In order to be eligible, employees must:

  • No longer be working due to COVID-19
  • Have had an income of at least $5,000 in 2019 or in the 12 months prior to application
  • Be or expect to be without income for at least 14 days in a row in the initial 4-week period and expect to have no income for the subsequent 4-week periods

Anyone who has voluntarily quit is not eligible.

The portal launched on April 6th and individuals may apply based on birth month until April 9th and thereafter, can apply any time.  

While there’s nothing substantive on this yet, there is a possibility that those who are working reduced hours (e.g. less than 10 hours per week) as a result of COVID-19 or are making less than usual would be eligible for CERB. We expect details to be announced on this in the coming days.

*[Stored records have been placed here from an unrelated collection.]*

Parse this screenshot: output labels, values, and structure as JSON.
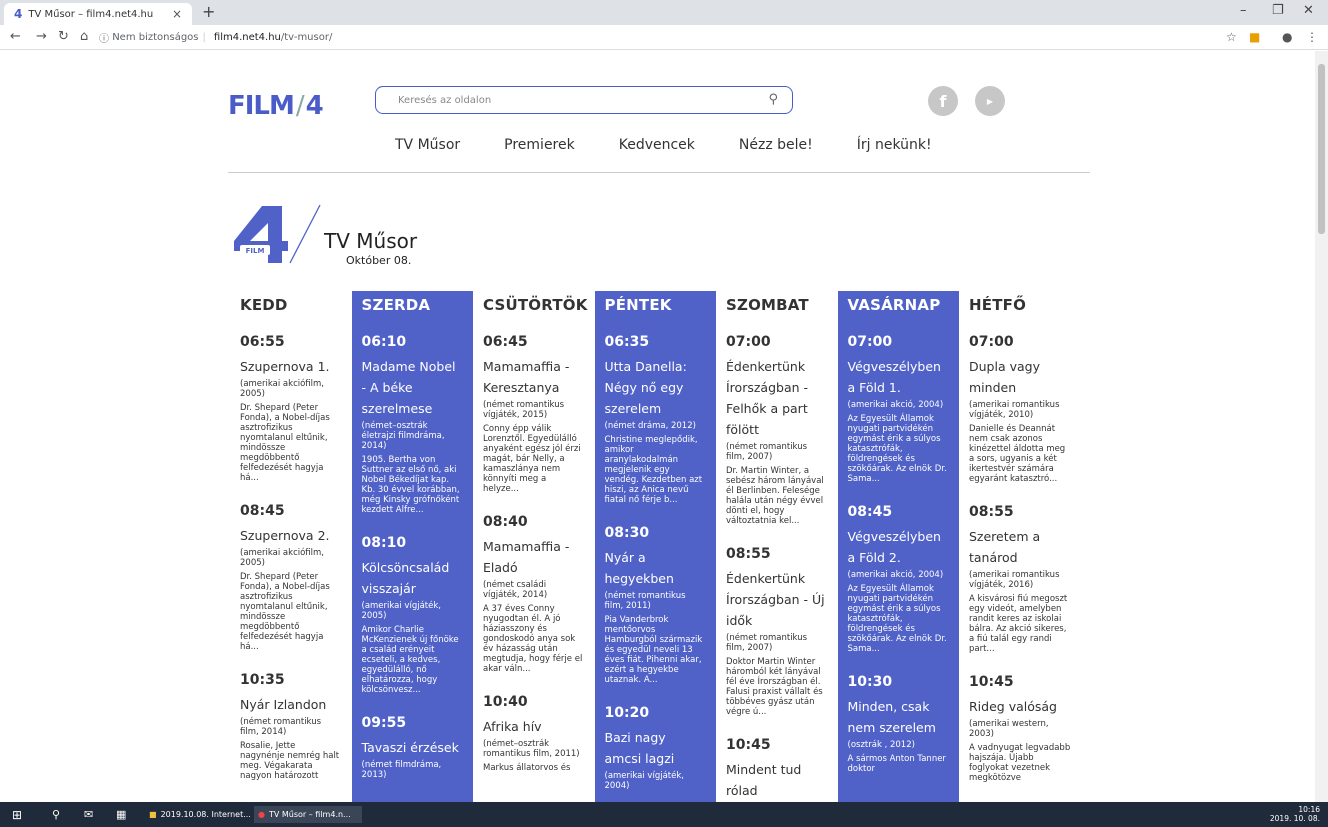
{
  "browser": {
    "tab_title": "TV Műsor – film4.net4.hu",
    "url_secure_label": "Nem biztonságos",
    "url_domain": "film4.net4.hu",
    "url_path": "/tv-musor/"
  },
  "header": {
    "logo_text_left": "FILM",
    "logo_text_right": "4",
    "search_placeholder": "Keresés az oldalon",
    "nav": [
      "TV Műsor",
      "Premierek",
      "Kedvencek",
      "Nézz bele!",
      "Írj nekünk!"
    ]
  },
  "page": {
    "title": "TV Műsor",
    "date": "Október 08.",
    "badge_label": "FILM"
  },
  "accent_color": "#5062c8",
  "schedule": [
    {
      "day": "KEDD",
      "highlight": false,
      "shows": [
        {
          "time": "06:55",
          "title": "Szupernova 1.",
          "meta": "(amerikai akciófilm, 2005)",
          "desc": "Dr. Shepard (Peter Fonda), a Nobel-díjas asztrofizikus nyomtalanul eltűnik, mindössze megdöbbentő felfedezését hagyja há..."
        },
        {
          "time": "08:45",
          "title": "Szupernova 2.",
          "meta": "(amerikai akciófilm, 2005)",
          "desc": "Dr. Shepard (Peter Fonda), a Nobel-díjas asztrofizikus nyomtalanul eltűnik, mindössze megdöbbentő felfedezését hagyja há..."
        },
        {
          "time": "10:35",
          "title": "Nyár Izlandon",
          "meta": "(német romantikus film, 2014)",
          "desc": "Rosalie, Jette nagynénje nemrég halt meg. Végakarata nagyon határozott"
        }
      ]
    },
    {
      "day": "SZERDA",
      "highlight": true,
      "shows": [
        {
          "time": "06:10",
          "title": "Madame Nobel - A béke szerelmese",
          "meta": "(német–osztrák életrajzi filmdráma, 2014)",
          "desc": "1905. Bertha von Suttner az első nő, aki Nobel Békedíjat kap. Kb. 30 évvel korábban, még Kinsky grófnőként kezdett Alfre..."
        },
        {
          "time": "08:10",
          "title": "Kölcsöncsalád visszajár",
          "meta": "(amerikai vígjáték, 2005)",
          "desc": "Amikor Charlie McKenzienek új főnöke a család erényeit ecseteli, a kedves, egyedülálló, nő elhatározza, hogy kölcsönvesz..."
        },
        {
          "time": "09:55",
          "title": "Tavaszi érzések",
          "meta": "(német filmdráma, 2013)",
          "desc": ""
        }
      ]
    },
    {
      "day": "CSÜTÖRTÖK",
      "highlight": false,
      "shows": [
        {
          "time": "06:45",
          "title": "Mamamaffia - Keresztanya",
          "meta": "(német romantikus vígjáték, 2015)",
          "desc": "Conny épp válik Lorenztől. Egyedülálló anyaként egész jól érzi magát, bár Nelly, a kamaszlánya nem könnyíti meg a helyze..."
        },
        {
          "time": "08:40",
          "title": "Mamamaffia - Eladó",
          "meta": "(német családi vígjáték, 2014)",
          "desc": "A 37 éves Conny nyugodtan él. A jó háziasszony és gondoskodó anya sok év házasság után megtudja, hogy férje el akar váln..."
        },
        {
          "time": "10:40",
          "title": "Afrika hív",
          "meta": "(német–osztrák romantikus film, 2011)",
          "desc": "Markus állatorvos és"
        }
      ]
    },
    {
      "day": "PÉNTEK",
      "highlight": true,
      "shows": [
        {
          "time": "06:35",
          "title": "Utta Danella: Négy nő egy szerelem",
          "meta": "(német dráma, 2012)",
          "desc": "Christine meglepődik, amikor aranylakodalmán megjelenik egy vendég. Kezdetben azt hiszi, az Anica nevű fiatal nő férje b..."
        },
        {
          "time": "08:30",
          "title": "Nyár a hegyekben",
          "meta": "(német romantikus film, 2011)",
          "desc": "Pia Vanderbrok mentőorvos Hamburgból származik és egyedül neveli 13 éves fiát. Pihenni akar, ezért a hegyekbe utaznak. A..."
        },
        {
          "time": "10:20",
          "title": "Bazi nagy amcsi lagzi",
          "meta": "(amerikai vígjáték, 2004)",
          "desc": ""
        }
      ]
    },
    {
      "day": "SZOMBAT",
      "highlight": false,
      "shows": [
        {
          "time": "07:00",
          "title": "Édenkertünk Írországban - Felhők a part fölött",
          "meta": "(német romantikus film, 2007)",
          "desc": "Dr. Martin Winter, a sebész három lányával él Berlinben. Felesége halála után négy évvel dönti el, hogy változtatnia kel..."
        },
        {
          "time": "08:55",
          "title": "Édenkertünk Írországban - Új idők",
          "meta": "(német romantikus film, 2007)",
          "desc": "Doktor Martin Winter háromból két lányával fél éve Írországban él. Falusi praxist vállalt és többéves gyász után végre ú..."
        },
        {
          "time": "10:45",
          "title": "Mindent tud rólad",
          "meta": "",
          "desc": ""
        }
      ]
    },
    {
      "day": "VASÁRNAP",
      "highlight": true,
      "shows": [
        {
          "time": "07:00",
          "title": "Végveszélyben a Föld 1.",
          "meta": "(amerikai akció, 2004)",
          "desc": "Az Egyesült Államok nyugati partvidékén egymást érik a súlyos katasztrófák, földrengések és szökőárak. Az elnök Dr. Sama..."
        },
        {
          "time": "08:45",
          "title": "Végveszélyben a Föld 2.",
          "meta": "(amerikai akció, 2004)",
          "desc": "Az Egyesült Államok nyugati partvidékén egymást érik a súlyos katasztrófák, földrengések és szökőárak. Az elnök Dr. Sama..."
        },
        {
          "time": "10:30",
          "title": "Minden, csak nem szerelem",
          "meta": "(osztrák , 2012)",
          "desc": "A sármos Anton Tanner doktor"
        }
      ]
    },
    {
      "day": "HÉTFŐ",
      "highlight": false,
      "shows": [
        {
          "time": "07:00",
          "title": "Dupla vagy minden",
          "meta": "(amerikai romantikus vígjáték, 2010)",
          "desc": "Danielle és Deannát nem csak azonos kinézettel áldotta meg a sors, ugyanis a két ikertestvér számára egyaránt katasztró..."
        },
        {
          "time": "08:55",
          "title": "Szeretem a tanárod",
          "meta": "(amerikai romantikus vígjáték, 2016)",
          "desc": "A kisvárosi fiú megoszt egy videót, amelyben randit keres az iskolai bálra. Az akció sikeres, a fiú talál egy randi part..."
        },
        {
          "time": "10:45",
          "title": "Rideg valóság",
          "meta": "(amerikai western, 2003)",
          "desc": "A vadnyugat legvadabb hajszája. Újabb foglyokat vezetnek megkötözve"
        }
      ]
    }
  ],
  "taskbar": {
    "item1": "2019.10.08. Internet...",
    "item2": "TV Műsor – film4.n...",
    "time": "10:16",
    "date": "2019. 10. 08."
  }
}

Record of Employment (ROE) Codes

For employers providing ROEs for employees, note that there are new reason codes that have been developed due to COVID-19. They are as follows:

  • A00 – Shortage of Work: Temporary closures or decrease in operations (all or part of business)
  • D00 – Illness or Injury: COVID-19 quarantine or self-quarantine
  • N00 – Leave of Absence: Employee refuses to work or no daycare, but has not quit

Once again, this is a lot of information and we know you are navigating a lot right now, as it continues to evolve and be released. We will continue to provide further details and keep you updated as we know more.